Гоуэлс заметил вчера, что Гарт был одним из самых привлекательных людей, с какими он встречался, и одним из самых остроумных. Он сказал, что в нем было какое-то обаяние, которое заставляло забывать, хотя бы на время, о его низости, его ничтожности и его нечестности и даже прощать все это. Что Брет Гарт был очень остроумен, в этом Гоуэлс не ошибается, но он, вероятно, никогда не задумывался над тем, какого характера это остроумие. Характер-то все и портил. Его остроумие было неглубоко и односторонне: оно проявлялось только в насмешках и издевательствах. Когда не над чем было издеваться, Гарт не блистал и не сверкал и казался ничуть не интереснее нас грешных.

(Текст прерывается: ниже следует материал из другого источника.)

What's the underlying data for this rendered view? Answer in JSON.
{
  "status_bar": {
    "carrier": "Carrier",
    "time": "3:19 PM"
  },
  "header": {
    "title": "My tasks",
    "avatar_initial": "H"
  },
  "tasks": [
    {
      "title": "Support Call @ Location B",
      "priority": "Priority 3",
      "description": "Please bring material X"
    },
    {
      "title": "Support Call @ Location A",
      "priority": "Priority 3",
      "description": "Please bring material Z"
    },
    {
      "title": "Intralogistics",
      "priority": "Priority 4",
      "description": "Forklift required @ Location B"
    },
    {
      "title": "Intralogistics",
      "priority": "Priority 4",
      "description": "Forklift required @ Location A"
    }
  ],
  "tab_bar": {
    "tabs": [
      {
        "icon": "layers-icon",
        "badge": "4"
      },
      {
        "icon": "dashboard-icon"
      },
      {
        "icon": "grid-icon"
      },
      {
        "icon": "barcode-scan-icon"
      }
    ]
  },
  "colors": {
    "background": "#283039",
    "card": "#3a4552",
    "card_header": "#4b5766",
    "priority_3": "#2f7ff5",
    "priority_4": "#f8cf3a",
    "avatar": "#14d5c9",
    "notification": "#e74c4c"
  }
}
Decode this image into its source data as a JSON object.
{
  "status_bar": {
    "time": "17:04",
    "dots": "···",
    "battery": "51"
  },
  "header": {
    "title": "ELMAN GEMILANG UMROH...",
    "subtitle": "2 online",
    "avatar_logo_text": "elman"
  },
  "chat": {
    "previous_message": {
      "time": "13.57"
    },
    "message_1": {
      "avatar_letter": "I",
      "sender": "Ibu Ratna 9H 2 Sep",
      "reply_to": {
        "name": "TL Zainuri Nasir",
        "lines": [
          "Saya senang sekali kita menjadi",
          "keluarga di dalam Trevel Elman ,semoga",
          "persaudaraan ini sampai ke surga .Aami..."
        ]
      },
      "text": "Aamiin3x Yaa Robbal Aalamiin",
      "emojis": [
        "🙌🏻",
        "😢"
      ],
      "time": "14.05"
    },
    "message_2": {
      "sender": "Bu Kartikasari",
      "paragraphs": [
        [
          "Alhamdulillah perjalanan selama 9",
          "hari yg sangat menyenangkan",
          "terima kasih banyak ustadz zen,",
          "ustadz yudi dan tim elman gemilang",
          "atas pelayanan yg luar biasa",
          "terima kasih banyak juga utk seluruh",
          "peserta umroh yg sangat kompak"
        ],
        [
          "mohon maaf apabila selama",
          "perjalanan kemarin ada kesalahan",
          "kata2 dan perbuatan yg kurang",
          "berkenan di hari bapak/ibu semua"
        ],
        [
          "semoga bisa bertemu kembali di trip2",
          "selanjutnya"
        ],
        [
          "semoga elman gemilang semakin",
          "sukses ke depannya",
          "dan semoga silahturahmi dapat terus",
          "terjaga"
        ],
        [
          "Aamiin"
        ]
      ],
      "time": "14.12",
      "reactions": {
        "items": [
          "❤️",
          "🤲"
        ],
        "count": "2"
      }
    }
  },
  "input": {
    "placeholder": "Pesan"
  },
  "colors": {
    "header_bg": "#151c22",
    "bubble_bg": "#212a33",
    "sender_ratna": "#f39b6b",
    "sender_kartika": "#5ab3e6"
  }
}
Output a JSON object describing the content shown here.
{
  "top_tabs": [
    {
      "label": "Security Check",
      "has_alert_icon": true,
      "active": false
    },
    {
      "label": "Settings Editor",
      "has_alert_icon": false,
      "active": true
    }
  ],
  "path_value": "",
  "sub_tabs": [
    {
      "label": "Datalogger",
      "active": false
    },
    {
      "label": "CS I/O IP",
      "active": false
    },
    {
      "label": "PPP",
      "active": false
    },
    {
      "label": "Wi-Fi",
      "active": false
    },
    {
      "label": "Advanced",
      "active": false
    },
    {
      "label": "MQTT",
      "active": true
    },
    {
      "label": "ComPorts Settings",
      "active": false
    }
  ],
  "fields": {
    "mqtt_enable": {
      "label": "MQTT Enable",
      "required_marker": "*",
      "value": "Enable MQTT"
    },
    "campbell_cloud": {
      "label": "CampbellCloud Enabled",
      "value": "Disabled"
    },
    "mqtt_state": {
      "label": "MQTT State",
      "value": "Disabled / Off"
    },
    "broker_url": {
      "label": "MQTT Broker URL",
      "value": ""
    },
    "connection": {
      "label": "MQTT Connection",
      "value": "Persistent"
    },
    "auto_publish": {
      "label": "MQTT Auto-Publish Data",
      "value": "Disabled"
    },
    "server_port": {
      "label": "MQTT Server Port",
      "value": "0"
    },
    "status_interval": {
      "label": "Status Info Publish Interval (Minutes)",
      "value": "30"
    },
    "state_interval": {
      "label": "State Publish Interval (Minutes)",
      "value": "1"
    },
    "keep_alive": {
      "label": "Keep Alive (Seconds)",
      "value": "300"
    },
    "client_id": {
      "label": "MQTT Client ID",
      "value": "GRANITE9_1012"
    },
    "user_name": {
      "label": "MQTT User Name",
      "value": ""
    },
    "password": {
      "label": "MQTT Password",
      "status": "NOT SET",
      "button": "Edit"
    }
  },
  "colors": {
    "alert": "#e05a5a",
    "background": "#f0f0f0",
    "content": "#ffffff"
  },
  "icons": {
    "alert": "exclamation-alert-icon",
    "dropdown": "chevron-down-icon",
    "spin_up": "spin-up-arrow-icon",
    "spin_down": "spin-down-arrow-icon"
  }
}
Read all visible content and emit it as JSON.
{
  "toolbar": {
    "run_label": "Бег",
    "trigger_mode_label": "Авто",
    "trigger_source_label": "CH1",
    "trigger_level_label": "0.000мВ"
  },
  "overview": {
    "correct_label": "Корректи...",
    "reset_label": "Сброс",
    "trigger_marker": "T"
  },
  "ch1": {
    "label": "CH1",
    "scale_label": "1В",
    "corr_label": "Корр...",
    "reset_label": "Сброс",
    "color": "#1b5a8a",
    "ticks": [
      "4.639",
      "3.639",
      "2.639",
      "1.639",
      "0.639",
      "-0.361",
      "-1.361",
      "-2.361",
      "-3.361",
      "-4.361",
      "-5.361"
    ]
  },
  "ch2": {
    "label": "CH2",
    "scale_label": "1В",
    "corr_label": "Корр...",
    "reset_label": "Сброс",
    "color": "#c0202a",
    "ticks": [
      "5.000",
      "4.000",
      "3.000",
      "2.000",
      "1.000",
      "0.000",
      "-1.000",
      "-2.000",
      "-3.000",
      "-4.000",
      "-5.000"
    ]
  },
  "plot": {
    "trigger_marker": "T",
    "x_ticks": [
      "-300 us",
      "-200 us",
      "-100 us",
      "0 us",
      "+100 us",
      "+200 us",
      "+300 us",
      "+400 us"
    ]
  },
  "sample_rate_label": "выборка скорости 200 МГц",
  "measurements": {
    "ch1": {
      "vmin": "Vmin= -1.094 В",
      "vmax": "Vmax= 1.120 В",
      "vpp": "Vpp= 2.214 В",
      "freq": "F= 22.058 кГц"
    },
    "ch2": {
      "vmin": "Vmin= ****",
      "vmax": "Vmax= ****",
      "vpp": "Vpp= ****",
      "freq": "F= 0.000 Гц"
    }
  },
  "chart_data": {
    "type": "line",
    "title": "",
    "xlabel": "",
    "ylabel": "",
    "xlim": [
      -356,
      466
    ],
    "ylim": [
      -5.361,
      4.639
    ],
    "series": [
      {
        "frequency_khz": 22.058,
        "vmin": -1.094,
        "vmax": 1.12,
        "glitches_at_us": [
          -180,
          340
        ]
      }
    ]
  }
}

Как-то он написал пьесу, в которой был выведен очаровательный китаец, - пьесу, которая непременно имела бы успех, если бы ее написал кто-нибудь другой, но Гарт нажил себе врагов в лице нью-йоркских театральных критиков, постоянно и без стеснения обвиняя их в том, что они никогда не дадут благоприятного отзыва о новой пьесе, если только этот благоприятный отзыв не куплен и не оплачен заранее. Критики давно ждали удобного случая и, как только пьеса Гарта была поставлена, с радостью набросились на нее, изругали и высмеяли безжалостно. Пьеса провалилась, и Гарт считал, что в этом провале повинны критики. По прошествии некоторого времени он предложил мне написать вместе с ним пьесу, в которой каждый из нас взял бы на себя по нескольку персонажей. Он приехал в Хартфорд и прогостил у нас недели две. Он никогда не мог заставить себя взяться за работу до тех пор, пока не будет исчерпан весь кредит, потрачены все деньги и нужда не постучится в двери. Тогда он садился и работал, как никто, - до тех пор, пока откуда-нибудь не приходила помощь.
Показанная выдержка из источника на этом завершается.